A solar drone with the wingspan of a jumbo jet broke a flight record and then crashed



The Skydweller drone was last seen on the flight tracking service. Flight radar 24 north of Cancun, Mexico, in the early morning hours of May 4. The company described the drone as finally performing a “controlled water ditch” around 6:30 a.m. ET, but the plane “subsequently sank due to its non-buoyant composite structure.”

When it sank, the Skydweller drone had made a record solar-powered flight of eight days and 14 minutes, longer than any previous flight as a drone or manned aircraft. The company Skydweller Aero commemorated it as an “operational prototype” that had “validated the practical military utility of a medium-altitude persistent solar aircraft” despite the loss at sea.

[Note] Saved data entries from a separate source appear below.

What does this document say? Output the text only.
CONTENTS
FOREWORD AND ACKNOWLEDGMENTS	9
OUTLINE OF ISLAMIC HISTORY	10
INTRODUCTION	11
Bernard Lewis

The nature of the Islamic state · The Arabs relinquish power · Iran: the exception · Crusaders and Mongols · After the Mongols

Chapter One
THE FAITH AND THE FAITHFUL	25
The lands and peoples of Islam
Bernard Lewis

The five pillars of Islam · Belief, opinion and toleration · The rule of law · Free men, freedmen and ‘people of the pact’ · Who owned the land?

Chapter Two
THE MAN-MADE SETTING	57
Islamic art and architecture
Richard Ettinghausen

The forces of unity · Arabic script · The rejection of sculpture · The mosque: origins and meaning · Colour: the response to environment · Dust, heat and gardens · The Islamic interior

Flights with Skydweller drones in July 2025.

The plane’s previous achievements will almost certainly live on in the public imagination. Solar Impulse 2 became the first solar-powered aircraft to circumnavigate the globe after completing a series of flights between 2015 and 2016. Along the way, it marked a milestone. world record for the longest flight in a solar-powered aircraft when André Borschberg piloted the plane for 117 hours and 52 minutes (nearly five days) during a 5,545-mile (8,924-kilometer) trip between Nagoya, Japan and Hawaii.

Now, the Skydweller drone crash means the Swiss Transport Museum in Lucerne will not be able to display the historic aircraft under an original agreement with Skydweller Aero, according to SWI Swissinfo. This represents a blow to aviation enthusiasts unless future salvage operations can be carried out.

Nevertheless, this pioneering design may inspire future solar-powered aircraft for civil or military use. Skydweller Aero told Ars that it has no other prototypes immediately ready to replace the lost drone, but the company’s blog post described “planned upgrades using existing technology” that could allow future solar-powered drones to better withstand extreme weather conditions. Meanwhile, the Pentagon has proposed investing at least 54 billion dollars in drone warfare systems.